The health officer said there are a few establishments in Talbot County that are “in your face, ‘I’m not going to do anything’” to comply with health safety protocols. She told the council they’d “be surprised” by how many times she gets complaints from residents about the “same places.”

While Wadley said doesn’t want to shut any restaurants down, or take away or suspend their licenses, she said doesn’t “have a lot of sympathy” for businesses that have “made no effort to put up signage and don’t even have their employees wearing masks.”

”I’m more concerned about the establishments that aren’t taking any effort and don’t intend to take any effort,” she said. “We have worked with a number of restaurant owners who are trying to do the right thing, but we still see people standing shoulder to shoulder in bar areas, tables packed with customers, and people refusing, or simply forgetting, to wear masks.”

In order to enforce more effectively the pandemic-fueled regulations, the Talbot County Health Department will be employing its health inspectors and the county liquor board to check in on establishments and investigate complaints, according to a recent press release.

Businesses that fall out of line with the directives, the release states, will receive a letter warning them that their licenses are at risk of suspension.

In defense of her department’s ramping up enforcement efforts, Wadley said to ignore businesses’ non-compliance with health safety protocols would be a “sign of negligence on the part of any health officer” — especially “while this pandemic burns through our country with higher rates every day.”

Council President Corey Pack weighed in on the county’s need for enhanced control over businesses during the public health crisis. He said, “We are not trying to hurt the business community, but we’re trying to keep people safe.”

”Many businesses are operating appropriately, and we want to continue to encourage and work with them,” Pack said. “Unfortunately, there are some businesses that are not doing all they can, and we are going to have to address those businesses.”
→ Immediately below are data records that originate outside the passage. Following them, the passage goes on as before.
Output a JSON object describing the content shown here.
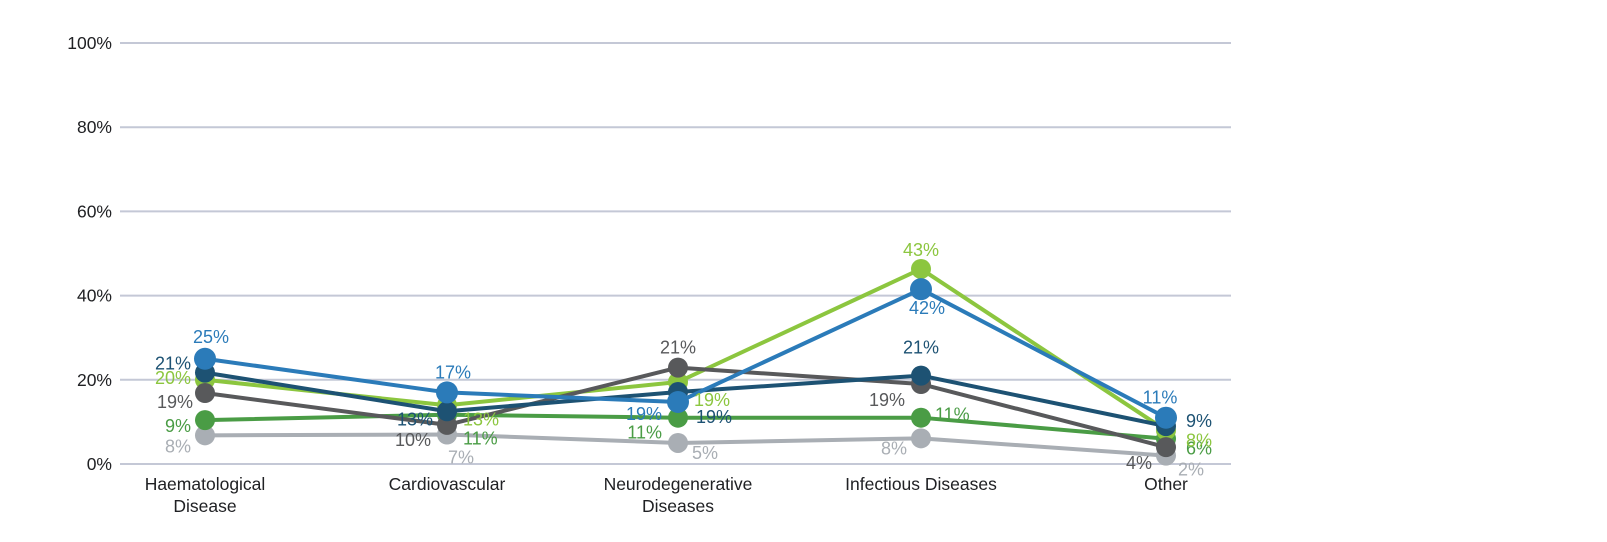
{
  "chart_data": {
    "type": "line",
    "title": "",
    "categories": [
      {
        "lines": [
          "Haematological",
          "Disease"
        ]
      },
      {
        "lines": [
          "Cardiovascular"
        ]
      },
      {
        "lines": [
          "Neurodegenerative",
          "Diseases"
        ]
      },
      {
        "lines": [
          "Infectious Diseases"
        ]
      },
      {
        "lines": [
          "Other"
        ]
      }
    ],
    "y_axis": {
      "ticks": [
        "0%",
        "20%",
        "40%",
        "60%",
        "80%",
        "100%"
      ],
      "tick_values": [
        0,
        20,
        40,
        60,
        80,
        100
      ],
      "range": [
        0,
        100
      ]
    },
    "grid": true,
    "grid_color": "#c4c8d6",
    "axis_text_color": "#202124",
    "data_label_suffix": "%",
    "legend": "none",
    "series": [
      {
        "name": "light-gray",
        "color": "#a9aeb4",
        "values": [
          8,
          7,
          5,
          8,
          2
        ]
      },
      {
        "name": "dark-green",
        "color": "#4a9c45",
        "values": [
          9,
          11,
          11,
          11,
          6
        ]
      },
      {
        "name": "light-green",
        "color": "#8cc63f",
        "values": [
          20,
          13,
          19,
          43,
          8
        ]
      },
      {
        "name": "dark-gray",
        "color": "#58595b",
        "values": [
          19,
          10,
          21,
          19,
          4
        ]
      },
      {
        "name": "dark-blue",
        "color": "#1d5273",
        "values": [
          21,
          13,
          19,
          21,
          9
        ]
      },
      {
        "name": "blue",
        "color": "#2b7bb9",
        "values": [
          25,
          17,
          19,
          42,
          11
        ]
      }
    ]
  }
}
County Emergency Services Director Clay Stamp asserted in a statement that “no one is interested in shutting businesses down, but the fact is we have some businesses that are not in compliance.”
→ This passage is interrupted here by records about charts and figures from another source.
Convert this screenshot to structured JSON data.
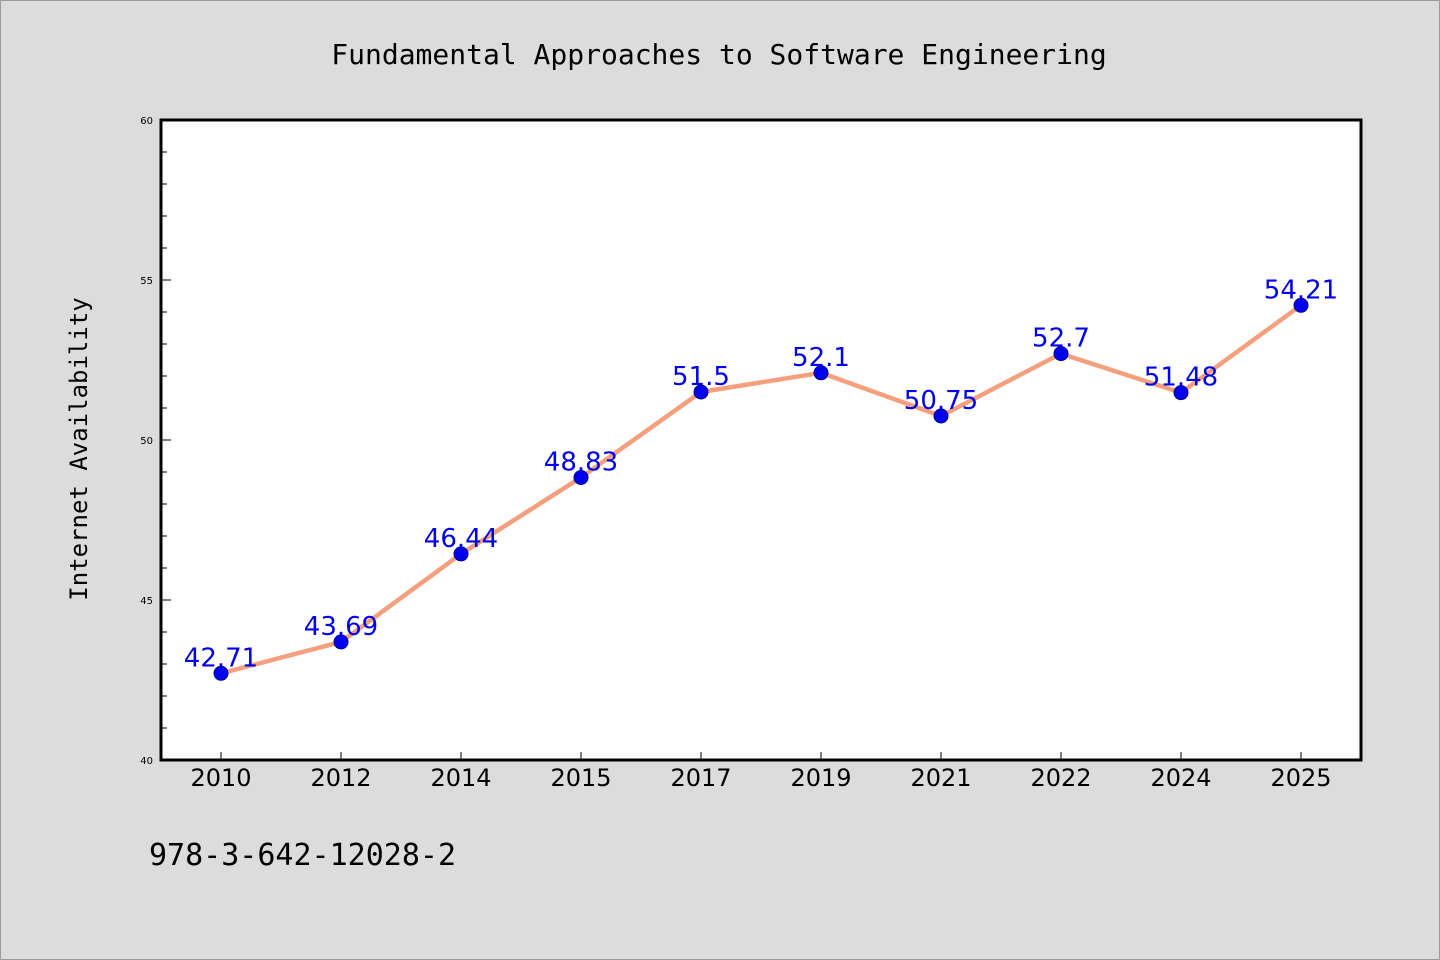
{
  "chart_data": {
    "type": "line",
    "title": "Fundamental Approaches to Software Engineering",
    "xlabel": "",
    "ylabel": "Internet Availability",
    "categories": [
      "2010",
      "2012",
      "2014",
      "2015",
      "2017",
      "2019",
      "2021",
      "2022",
      "2024",
      "2025"
    ],
    "series": [
      {
        "values": [
          42.71,
          43.69,
          46.44,
          48.83,
          51.5,
          52.1,
          50.75,
          52.7,
          51.48,
          54.21
        ],
        "labels": [
          "42.71",
          "43.69",
          "46.44",
          "48.83",
          "51.5",
          "52.1",
          "50.75",
          "52.7",
          "51.48",
          "54.21"
        ],
        "line_color": "#f4a07e",
        "marker_color": "#0000ee",
        "label_color": "#0000ee"
      }
    ],
    "ylim": [
      40,
      60
    ],
    "yticks": [
      "40",
      "45",
      "50",
      "55",
      "60"
    ],
    "grid": false,
    "legend": "none"
  },
  "footer_text": "978-3-642-12028-2"
}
”We need to step forward in a unified way and make some adjustments to maintain a balance between public safety and economic stability,” Stamp said.

As of Thursday, July 23, Talbot County saw a 9-case increase from Wednesday to 274 confirmed infections, according to state health data. The town of Easton, which is the site of the majority of Talbot’s confirmed cases, added eight infections for a total of 222 to date. Trappe and St. Michaels have recorded 12 and 19 cases, respectively.

The locations of the remaining cases were not disclosed because the state zip code data exclude cases in zip codes with fewer than seven cases.

(3) comments


I agree. Please publish the names of the establishments not adhering to the public health guidelines.


I think an update to this story should be filed that utilizes public records inquiry to inform the reading public of the businesses that have been cited/repeat offenders. We should know this.

I totally agree! TELL US THESE BUSINESS"S"NAMES so we can boycott them if we wish! If many potential customers stay away, maybe they will change their tune.